Rafael Mariano Grossi, directeur de l'Agence internationale de l'énergie atomique, à Zaporijia, en discussion avec German Galushchenko, ministre ukrainien de l'Énergie, et Petro Kotin, patron d'Energoatom. | Genya Savilov / AFP
Rafael Mariano Grossi, directeur de l'Agence internationale de l'énergie atomique, à Zaporijia, en discussion avec German Galushchenko, ministre ukrainien de l'Énergie, et Petro Kotin, patron d'Energoatom. | Genya Savilov / AFP

Le miraculeux 180 degrés d'une roquette près de la centrale nucléaire de Zaporijia

Plus fort que la «balle magique» de Kennedy.

La centrale nucléaire de Zaporijia, en territoire ukrainien contrôlé par les forces russes, l'une des plus grandes en Europe, est depuis quelques semaines au cœur de vives inquiétudes.
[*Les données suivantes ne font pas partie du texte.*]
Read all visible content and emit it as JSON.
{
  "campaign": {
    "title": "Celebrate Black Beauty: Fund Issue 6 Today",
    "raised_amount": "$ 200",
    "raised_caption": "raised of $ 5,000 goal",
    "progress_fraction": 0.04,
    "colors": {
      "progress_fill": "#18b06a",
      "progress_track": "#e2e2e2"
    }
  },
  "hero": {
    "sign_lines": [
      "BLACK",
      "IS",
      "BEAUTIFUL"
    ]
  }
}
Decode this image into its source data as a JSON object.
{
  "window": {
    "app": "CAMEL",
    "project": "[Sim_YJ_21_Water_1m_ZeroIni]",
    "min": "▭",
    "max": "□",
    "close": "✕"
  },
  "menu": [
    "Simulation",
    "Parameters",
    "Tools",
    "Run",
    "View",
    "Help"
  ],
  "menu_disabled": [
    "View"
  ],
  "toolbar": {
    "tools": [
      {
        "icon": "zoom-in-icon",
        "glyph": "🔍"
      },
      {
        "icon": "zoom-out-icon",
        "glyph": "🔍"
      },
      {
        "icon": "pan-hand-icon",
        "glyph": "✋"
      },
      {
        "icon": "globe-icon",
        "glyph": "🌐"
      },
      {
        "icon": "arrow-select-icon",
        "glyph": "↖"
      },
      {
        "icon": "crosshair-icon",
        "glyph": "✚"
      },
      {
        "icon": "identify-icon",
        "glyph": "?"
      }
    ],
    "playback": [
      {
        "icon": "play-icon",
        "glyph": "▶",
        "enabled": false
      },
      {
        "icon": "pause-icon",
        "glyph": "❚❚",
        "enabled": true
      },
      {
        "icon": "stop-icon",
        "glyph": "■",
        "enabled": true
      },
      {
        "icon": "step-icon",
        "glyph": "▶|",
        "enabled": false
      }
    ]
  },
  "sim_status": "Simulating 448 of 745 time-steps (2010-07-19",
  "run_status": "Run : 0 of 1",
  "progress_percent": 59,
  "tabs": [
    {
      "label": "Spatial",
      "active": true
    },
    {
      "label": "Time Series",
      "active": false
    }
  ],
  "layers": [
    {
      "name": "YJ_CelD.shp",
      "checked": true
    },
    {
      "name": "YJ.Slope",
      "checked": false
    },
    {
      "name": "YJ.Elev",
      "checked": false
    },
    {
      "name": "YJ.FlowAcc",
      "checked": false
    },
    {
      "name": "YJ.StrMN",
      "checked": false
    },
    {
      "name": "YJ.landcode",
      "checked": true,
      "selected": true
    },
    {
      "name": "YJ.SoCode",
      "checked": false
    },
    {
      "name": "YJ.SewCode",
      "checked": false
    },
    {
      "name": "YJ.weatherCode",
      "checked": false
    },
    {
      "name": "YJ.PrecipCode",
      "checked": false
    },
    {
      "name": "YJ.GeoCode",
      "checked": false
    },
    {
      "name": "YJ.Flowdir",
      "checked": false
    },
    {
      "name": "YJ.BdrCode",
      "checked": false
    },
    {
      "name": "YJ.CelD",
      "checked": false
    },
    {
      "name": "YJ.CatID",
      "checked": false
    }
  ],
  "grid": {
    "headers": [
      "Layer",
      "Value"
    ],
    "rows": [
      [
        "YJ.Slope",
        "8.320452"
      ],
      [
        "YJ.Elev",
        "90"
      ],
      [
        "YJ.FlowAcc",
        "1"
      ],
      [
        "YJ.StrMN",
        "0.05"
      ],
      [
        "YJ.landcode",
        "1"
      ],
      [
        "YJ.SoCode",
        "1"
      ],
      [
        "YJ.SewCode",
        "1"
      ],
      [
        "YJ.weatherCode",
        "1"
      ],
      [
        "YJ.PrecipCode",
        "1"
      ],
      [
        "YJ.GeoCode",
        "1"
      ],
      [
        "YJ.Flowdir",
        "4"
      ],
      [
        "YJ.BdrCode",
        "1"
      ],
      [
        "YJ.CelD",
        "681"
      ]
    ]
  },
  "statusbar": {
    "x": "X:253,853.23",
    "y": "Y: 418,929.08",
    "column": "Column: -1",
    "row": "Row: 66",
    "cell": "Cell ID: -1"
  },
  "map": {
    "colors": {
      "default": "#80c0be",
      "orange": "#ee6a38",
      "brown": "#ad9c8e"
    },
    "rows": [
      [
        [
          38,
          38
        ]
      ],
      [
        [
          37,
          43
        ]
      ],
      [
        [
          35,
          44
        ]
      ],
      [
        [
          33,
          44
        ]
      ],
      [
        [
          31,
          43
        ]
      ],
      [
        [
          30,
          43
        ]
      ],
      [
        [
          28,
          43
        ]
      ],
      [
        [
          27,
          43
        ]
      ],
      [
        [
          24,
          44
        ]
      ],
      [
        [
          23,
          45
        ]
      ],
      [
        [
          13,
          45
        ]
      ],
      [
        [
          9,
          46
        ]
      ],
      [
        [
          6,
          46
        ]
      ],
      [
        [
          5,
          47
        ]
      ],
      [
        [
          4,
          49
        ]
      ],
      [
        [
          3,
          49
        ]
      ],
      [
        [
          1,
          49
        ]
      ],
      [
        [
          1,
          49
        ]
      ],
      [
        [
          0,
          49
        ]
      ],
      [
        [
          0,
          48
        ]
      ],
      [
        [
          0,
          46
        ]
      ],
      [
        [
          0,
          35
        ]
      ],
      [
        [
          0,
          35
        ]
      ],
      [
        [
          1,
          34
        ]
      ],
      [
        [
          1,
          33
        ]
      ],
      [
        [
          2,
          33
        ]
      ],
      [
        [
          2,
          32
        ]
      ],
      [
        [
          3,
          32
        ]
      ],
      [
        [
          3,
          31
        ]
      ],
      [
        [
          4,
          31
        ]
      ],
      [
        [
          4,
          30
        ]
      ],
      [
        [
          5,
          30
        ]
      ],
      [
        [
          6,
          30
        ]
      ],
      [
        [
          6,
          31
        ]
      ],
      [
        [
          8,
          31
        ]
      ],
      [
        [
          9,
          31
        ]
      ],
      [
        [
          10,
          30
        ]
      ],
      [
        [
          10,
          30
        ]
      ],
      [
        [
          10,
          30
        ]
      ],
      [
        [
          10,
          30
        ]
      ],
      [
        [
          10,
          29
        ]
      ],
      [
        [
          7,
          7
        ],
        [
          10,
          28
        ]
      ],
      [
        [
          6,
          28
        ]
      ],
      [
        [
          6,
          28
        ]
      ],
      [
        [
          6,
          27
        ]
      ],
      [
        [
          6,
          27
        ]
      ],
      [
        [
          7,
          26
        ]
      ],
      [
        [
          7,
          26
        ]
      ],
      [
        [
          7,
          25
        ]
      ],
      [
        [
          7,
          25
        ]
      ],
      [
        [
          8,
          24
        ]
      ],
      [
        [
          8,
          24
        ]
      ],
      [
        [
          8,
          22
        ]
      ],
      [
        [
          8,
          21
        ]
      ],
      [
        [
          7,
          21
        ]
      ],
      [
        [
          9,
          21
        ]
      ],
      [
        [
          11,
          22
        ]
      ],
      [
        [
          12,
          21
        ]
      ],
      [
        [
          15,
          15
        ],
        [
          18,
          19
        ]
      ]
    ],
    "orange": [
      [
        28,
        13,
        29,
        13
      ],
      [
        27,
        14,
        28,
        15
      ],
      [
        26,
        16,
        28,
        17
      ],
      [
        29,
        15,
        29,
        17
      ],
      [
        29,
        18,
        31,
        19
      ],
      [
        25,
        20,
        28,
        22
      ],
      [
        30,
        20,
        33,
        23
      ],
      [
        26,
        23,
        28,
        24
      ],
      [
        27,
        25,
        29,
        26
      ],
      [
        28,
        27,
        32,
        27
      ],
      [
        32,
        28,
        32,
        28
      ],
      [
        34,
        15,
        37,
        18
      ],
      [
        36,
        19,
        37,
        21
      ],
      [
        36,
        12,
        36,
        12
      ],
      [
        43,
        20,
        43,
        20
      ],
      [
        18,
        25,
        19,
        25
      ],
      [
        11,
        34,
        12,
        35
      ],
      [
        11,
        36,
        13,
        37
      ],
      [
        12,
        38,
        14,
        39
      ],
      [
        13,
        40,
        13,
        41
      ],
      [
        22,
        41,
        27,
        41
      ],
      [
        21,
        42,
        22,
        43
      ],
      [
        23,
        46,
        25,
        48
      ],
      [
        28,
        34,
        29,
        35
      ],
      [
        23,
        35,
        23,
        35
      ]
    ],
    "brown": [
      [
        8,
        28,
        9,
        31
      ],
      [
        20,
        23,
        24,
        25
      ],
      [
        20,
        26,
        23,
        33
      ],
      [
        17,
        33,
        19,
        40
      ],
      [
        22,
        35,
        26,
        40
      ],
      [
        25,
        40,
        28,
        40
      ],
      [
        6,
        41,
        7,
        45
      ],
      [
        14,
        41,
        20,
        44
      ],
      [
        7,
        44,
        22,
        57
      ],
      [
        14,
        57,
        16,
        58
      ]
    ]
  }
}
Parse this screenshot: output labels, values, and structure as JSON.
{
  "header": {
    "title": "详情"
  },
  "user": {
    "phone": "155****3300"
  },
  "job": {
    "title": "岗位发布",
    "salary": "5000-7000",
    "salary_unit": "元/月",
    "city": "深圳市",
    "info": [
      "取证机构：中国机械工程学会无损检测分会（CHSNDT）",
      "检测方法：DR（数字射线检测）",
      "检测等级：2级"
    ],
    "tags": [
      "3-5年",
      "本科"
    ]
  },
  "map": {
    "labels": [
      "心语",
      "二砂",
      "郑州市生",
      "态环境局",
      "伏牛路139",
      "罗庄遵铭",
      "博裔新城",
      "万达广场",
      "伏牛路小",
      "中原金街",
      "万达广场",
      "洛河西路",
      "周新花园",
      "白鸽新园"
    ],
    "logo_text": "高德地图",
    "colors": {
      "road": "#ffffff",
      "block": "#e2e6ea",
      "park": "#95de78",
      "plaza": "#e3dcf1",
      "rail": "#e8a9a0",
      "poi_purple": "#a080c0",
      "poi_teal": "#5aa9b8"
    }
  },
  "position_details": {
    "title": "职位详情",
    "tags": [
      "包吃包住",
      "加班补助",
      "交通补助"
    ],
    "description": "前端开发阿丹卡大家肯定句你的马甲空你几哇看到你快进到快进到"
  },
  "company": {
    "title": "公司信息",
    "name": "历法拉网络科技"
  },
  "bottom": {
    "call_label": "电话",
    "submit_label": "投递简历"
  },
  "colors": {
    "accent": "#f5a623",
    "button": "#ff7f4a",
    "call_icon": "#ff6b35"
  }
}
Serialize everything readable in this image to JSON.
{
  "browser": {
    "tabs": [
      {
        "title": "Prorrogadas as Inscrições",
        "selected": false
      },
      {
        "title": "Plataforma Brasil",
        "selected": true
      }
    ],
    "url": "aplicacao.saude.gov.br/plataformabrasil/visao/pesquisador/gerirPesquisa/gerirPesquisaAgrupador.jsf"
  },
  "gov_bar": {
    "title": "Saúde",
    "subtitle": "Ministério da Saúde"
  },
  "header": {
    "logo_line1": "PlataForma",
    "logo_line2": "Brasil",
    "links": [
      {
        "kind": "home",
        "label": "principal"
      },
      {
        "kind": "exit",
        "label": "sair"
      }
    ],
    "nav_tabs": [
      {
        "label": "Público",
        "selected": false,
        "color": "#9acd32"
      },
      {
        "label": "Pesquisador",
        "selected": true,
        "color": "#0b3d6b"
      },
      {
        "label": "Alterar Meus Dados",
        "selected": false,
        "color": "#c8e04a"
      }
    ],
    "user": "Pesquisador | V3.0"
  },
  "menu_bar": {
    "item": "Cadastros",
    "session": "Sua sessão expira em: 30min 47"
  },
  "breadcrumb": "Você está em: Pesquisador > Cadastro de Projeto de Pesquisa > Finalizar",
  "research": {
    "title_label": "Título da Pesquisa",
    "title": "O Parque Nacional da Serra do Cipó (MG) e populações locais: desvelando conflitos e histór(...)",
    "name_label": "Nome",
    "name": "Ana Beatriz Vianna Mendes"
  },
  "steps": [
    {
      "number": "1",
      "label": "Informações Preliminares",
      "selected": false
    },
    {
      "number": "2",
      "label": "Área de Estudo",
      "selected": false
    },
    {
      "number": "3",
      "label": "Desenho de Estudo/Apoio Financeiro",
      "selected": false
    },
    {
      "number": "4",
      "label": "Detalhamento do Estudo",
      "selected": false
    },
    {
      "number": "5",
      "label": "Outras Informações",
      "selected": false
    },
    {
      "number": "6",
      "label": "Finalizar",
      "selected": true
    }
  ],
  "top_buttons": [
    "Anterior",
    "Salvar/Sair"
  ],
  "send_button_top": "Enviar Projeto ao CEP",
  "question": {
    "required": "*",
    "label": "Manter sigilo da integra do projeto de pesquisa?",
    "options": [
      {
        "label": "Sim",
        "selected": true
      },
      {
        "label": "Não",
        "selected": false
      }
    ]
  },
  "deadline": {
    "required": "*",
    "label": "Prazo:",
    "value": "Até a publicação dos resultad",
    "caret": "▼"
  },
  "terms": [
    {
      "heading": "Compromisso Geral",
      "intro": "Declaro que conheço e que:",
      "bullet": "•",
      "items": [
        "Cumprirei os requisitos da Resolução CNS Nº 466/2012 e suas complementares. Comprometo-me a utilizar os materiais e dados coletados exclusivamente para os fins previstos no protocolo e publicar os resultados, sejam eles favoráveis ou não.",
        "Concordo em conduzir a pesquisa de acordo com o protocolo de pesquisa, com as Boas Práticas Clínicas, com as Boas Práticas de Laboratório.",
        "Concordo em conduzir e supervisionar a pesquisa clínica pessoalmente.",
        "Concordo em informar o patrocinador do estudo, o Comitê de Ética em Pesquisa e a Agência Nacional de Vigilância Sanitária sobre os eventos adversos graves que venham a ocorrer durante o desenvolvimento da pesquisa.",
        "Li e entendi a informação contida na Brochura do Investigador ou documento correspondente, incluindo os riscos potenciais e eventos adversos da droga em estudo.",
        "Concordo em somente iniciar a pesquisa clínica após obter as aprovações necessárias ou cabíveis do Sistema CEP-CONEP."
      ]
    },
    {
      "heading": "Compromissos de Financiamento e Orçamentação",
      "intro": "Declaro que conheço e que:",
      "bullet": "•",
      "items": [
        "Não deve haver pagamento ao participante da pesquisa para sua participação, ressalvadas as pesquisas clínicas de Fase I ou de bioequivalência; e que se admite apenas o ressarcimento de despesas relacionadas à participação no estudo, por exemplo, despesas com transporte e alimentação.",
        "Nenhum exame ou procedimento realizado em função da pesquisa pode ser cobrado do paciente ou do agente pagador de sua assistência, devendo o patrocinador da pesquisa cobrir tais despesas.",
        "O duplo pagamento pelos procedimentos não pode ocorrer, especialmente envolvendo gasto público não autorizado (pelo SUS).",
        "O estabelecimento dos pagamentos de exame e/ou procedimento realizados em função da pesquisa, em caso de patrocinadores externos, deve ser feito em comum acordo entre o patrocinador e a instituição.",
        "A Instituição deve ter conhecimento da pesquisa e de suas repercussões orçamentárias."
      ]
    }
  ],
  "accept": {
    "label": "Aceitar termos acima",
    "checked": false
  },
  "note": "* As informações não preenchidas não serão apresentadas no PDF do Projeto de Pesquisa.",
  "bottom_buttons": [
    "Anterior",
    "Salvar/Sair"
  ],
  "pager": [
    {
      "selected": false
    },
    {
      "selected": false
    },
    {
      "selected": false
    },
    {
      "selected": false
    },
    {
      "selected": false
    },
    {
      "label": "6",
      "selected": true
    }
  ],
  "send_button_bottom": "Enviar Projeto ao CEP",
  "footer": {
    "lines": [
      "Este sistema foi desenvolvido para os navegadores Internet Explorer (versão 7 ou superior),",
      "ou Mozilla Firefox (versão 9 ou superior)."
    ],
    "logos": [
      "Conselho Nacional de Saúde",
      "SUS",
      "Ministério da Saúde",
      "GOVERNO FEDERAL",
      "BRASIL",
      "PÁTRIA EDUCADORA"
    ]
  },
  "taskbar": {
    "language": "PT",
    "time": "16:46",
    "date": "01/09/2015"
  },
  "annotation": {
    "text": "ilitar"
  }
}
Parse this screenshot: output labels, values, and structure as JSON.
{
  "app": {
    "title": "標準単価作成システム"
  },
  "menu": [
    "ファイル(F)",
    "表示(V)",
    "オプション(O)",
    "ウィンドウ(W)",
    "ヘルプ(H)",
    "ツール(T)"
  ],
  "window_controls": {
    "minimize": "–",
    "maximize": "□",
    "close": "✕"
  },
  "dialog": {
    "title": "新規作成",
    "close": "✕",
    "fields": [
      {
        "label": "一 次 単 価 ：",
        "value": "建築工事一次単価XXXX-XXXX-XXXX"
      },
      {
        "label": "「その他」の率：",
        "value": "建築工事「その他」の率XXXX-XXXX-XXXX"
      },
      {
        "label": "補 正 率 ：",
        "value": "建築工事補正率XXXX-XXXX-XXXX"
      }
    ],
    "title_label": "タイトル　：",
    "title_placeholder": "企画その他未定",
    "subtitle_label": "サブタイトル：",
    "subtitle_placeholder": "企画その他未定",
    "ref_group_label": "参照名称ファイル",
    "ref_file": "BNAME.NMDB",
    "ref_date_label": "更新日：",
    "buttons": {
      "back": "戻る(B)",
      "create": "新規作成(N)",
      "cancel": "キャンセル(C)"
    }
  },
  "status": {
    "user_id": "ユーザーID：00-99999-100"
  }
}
Les Ukrainiens accusent les armées russes de l'utiliser comme bouclier et comme base militaire, quand, à l'inverse, Moscou accuse Kiev bombarder la centrale.

Menés par leur patron Rafael Mariano Grossi et malgré les bombes qui continuaient à tomber dans les environs, des inspecteurs de l'Agence internationale de l'énergie atomique (AIEA) ont fini par avoir accès, début septembre, aux installations atomiques de Zaporijia.

Après la révélation, début août, d'images semblant confirmer la présence de matériels militaires russes au sein même de la centrale, ce que les agents de l'AIEA ont découvert n'a rien de rassurant –et l'on s'étonne moins que les populations environnantes aient été livrées en pastilles d'iode.

Avant d'annoncer que quelques membres de ses équipes resteraient sur place pour surveiller la situation, Rafael Mariano Grossi a ainsi expliqué que «l'intégrité physique de la centrale» avait été «violée» à plusieurs reprises.

Des images satellites publiées quelques jours plus tôt, montrant des impacts de projectiles sur le toit des installations, confirmaient que les installations nucléaires –régulièrement déconnectées du réseau électrique, ce qui n'est pas sans poser de problèmes de sécurité– s'étaient effectivement retrouvées sous les bombes.

U-turn

Mais quelles bombes? Lancées par quel camp? C'est là qu'intervient un drôle de bonhomme, Renat Karchaa, un expert nucléaire russe pour Rosatom croisé par les inspecteurs de l'AIEA, auxquels il a tenté d'expliquer que l'armée ukrainienne était responsable des bombardements.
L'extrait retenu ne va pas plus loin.